The sabermetric fan will look at Hellickson and see the monster that is Mr. Hyde. His 4.32 FIP is 13% worse than the league average and 19th worst among all MLB pitchers with at least 100 innings pitched and his xFIP is even worse at 4.48. The 5.90 K/9 and 3.39 BB/9 are far and away the worse rates he has had in his professional career, and his BABIP of .224 would support the theory that he has been very lucky this season.
Tommy Rancel did a good study on Hellickson's BABIP and the conclusion I drew from it was that his BABIP may actually be a somewhat sustainable and largely thanks to his skill. If this is true then his true performance may be closer to his ERA than his FIP. But it still does not explain the low strike out rates and higher walk rates. After all, his swinging strike percentage is a healthy 10.2%. So why are his rates so out of whack?

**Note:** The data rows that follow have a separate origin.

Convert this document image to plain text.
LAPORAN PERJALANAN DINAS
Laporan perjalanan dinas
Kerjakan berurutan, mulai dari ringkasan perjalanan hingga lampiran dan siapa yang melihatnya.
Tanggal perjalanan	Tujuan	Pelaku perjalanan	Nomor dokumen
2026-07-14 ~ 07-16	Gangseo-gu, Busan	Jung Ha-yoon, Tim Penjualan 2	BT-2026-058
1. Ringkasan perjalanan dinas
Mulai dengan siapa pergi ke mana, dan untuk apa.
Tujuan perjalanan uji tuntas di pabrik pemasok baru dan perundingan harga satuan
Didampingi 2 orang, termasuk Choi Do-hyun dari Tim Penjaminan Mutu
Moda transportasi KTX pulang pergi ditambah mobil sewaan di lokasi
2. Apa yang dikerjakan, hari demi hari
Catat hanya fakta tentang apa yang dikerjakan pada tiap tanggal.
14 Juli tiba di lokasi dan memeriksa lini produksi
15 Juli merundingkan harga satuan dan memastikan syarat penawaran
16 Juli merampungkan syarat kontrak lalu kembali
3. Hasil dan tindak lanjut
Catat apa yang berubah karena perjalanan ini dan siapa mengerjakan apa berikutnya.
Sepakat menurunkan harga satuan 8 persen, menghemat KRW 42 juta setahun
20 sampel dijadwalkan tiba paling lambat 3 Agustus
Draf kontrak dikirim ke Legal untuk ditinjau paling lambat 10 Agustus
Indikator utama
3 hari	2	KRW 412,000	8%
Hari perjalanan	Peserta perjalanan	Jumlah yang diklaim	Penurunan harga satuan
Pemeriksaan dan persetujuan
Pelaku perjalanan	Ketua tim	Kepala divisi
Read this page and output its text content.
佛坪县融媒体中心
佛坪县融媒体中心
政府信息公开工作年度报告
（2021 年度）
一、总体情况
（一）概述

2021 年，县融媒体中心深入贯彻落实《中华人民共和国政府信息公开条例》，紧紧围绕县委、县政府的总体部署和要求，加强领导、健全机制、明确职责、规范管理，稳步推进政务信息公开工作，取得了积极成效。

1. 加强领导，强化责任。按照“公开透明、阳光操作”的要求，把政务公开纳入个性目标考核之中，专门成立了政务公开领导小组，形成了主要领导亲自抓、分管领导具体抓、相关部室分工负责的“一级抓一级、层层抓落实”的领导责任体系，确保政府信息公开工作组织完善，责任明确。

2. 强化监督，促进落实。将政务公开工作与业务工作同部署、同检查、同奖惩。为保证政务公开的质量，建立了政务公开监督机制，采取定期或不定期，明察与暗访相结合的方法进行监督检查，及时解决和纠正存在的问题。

I honestly hate to blame someone else for the failures of another but in the story of Dr. Jekyll and Mr. Hyde a potion had to be taken to transform Dr. Jekyll into Mr. Hyde. In Hellickson's case the potion that is turning him from Dr. Jekyll to Mr. Hyde may be the umpire's strike zone against him. Thanks to Pitch F/X we can take a look at his called strike zone plot and how many pitches in the zone have been called balls and how many other borderline pitches have not gone Hellickson's way:
I went ahead and looked at other pitchers like Jair Jurrjens, Roy Halladay, and even our very own staff and no one has been pinched the way Hellickson has. If Hellickson could actually get the pitches in the zone called for strikes and add that to his good swinging strike rate then I think we will see the Mr. Hyde act disappear.